In dealing with the economic fallout of the crisis, some countries have deployed massive resources – estimated at an unprecedented $16 trillion – to prop up their economies, while others have been left without strong support to recover. Fiscally constrained, the developing countries face much poorer prospects for recovery and economic growth over the coming years than those of developed countries and are running a risk of a lost decade.

The global community’s response to this looming debt crisis is encouraging but not sufficient and risks leaving out middle-income countries, the board warned. To create fiscal space for investments in recovery and the Sustainable Development Goals, progress on corporate taxation is needed, and the board members found the recent steps towards a global minimum corporate tax promising.

Within countries, the pandemic has hit unequally too.

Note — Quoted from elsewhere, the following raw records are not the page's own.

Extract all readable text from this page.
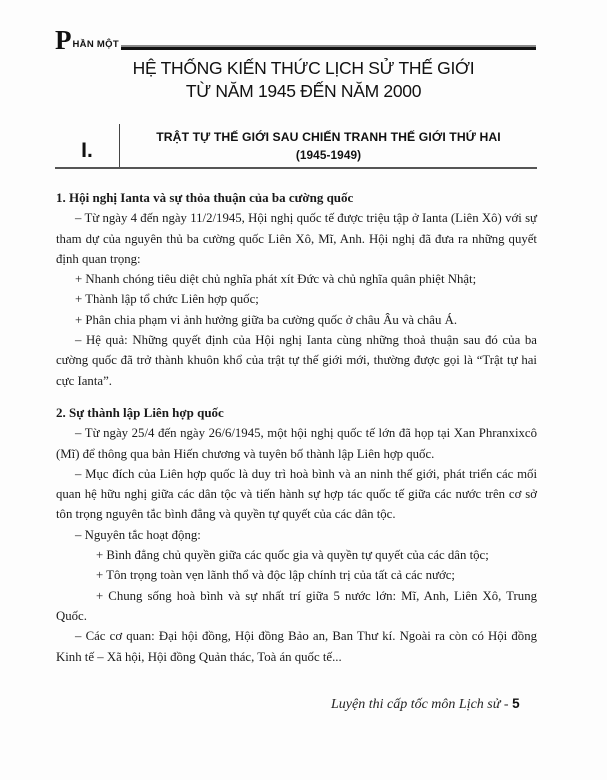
P HẦN MỘT
HỆ THỐNG KIẾN THỨC LỊCH SỬ THẾ GIỚI
TỪ NĂM 1945 ĐẾN NĂM 2000
I.
TRẬT TỰ THẾ GIỚI SAU CHIẾN TRANH THẾ GIỚI THỨ HAI
(1945-1949)

1. Hội nghị Ianta và sự thỏa thuận của ba cường quốc

– Từ ngày 4 đến ngày 11/2/1945, Hội nghị quốc tế được triệu tập ở Ianta (Liên Xô) với sự tham dự của nguyên thủ ba cường quốc Liên Xô, Mĩ, Anh. Hội nghị đã đưa ra những quyết định quan trọng:

+ Nhanh chóng tiêu diệt chủ nghĩa phát xít Đức và chủ nghĩa quân phiệt Nhật;

+ Thành lập tổ chức Liên hợp quốc;

+ Phân chia phạm vi ảnh hưởng giữa ba cường quốc ở châu Âu và châu Á.

– Hệ quả: Những quyết định của Hội nghị Ianta cùng những thoả thuận sau đó của ba cường quốc đã trở thành khuôn khổ của trật tự thế giới mới, thường được gọi là “Trật tự hai cực Ianta”.

2. Sự thành lập Liên hợp quốc

– Từ ngày 25/4 đến ngày 26/6/1945, một hội nghị quốc tế lớn đã họp tại Xan Phranxixcô (Mĩ) để thông qua bản Hiến chương và tuyên bố thành lập Liên hợp quốc.

– Mục đích của Liên hợp quốc là duy trì hoà bình và an ninh thế giới, phát triển các mối quan hệ hữu nghị giữa các dân tộc và tiến hành sự hợp tác quốc tế giữa các nước trên cơ sở tôn trọng nguyên tắc bình đẳng và quyền tự quyết của các dân tộc.

– Nguyên tắc hoạt động:

+ Bình đẳng chủ quyền giữa các quốc gia và quyền tự quyết của các dân tộc;

+ Tôn trọng toàn vẹn lãnh thổ và độc lập chính trị của tất cả các nước;

+ Chung sống hoà bình và sự nhất trí giữa 5 nước lớn: Mĩ, Anh, Liên Xô, Trung Quốc.

– Các cơ quan: Đại hội đồng, Hội đồng Bảo an, Ban Thư kí. Ngoài ra còn có Hội đồng Kinh tế – Xã hội, Hội đồng Quản thác, Toà án quốc tế...

Luyện thi cấp tốc môn Lịch sử - 5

Beyond the uneven burdens of hospitalisation and death, women have been forced out of work disproportionately, while children from disadvantaged groups have faced greater barriers in accessing education.

So far, rescue packages have not been successful in reducing inequalities and more must be done to prioritise investments in people and to link social inclusion with growth strategies, the board members agreed, warning that any premature moves to austerity, as seen after the 2008 financial crisis, risk hurting the poorest.

‘Ensuring fiscal space for social protection measures is important, but we should not overlook the productive basis of employment and incomes,’ said Dani Rodrik, professor at Harvard University. ‘Instead, more consideration is needed to examine what is preventing our economies from generating good jobs – and informality is clearly part of that cause.’

‘The idea of building back better, has to be nested within the design of social contracts’, said Mariana Mazzucato, professor of economics at University College London, noting that recovery plans and bailouts need to have conditions attached to create more sustainable and inclusive outcomes, such as investments in climate response. ‘We should use tax policies to “tilt” rather than “level” the playing field, to reward the organisations that are moving in the direction required’, she said.

In the recovery, it is crucial to create a bridge between the short- and medium-term challenges, according to the board experts. Carbon neutrality, for example, represents a crucial, immediate shift in development pathways towards a medium-term goal. Board members urged more attention to its implications for low-income countries.

The board’s recommendations will inform the flagship UN reports on the global socio-economic situation and future and will contribute to the UN Secretary-General’s efforts to advance the common agenda and reinvigorate multilateralism.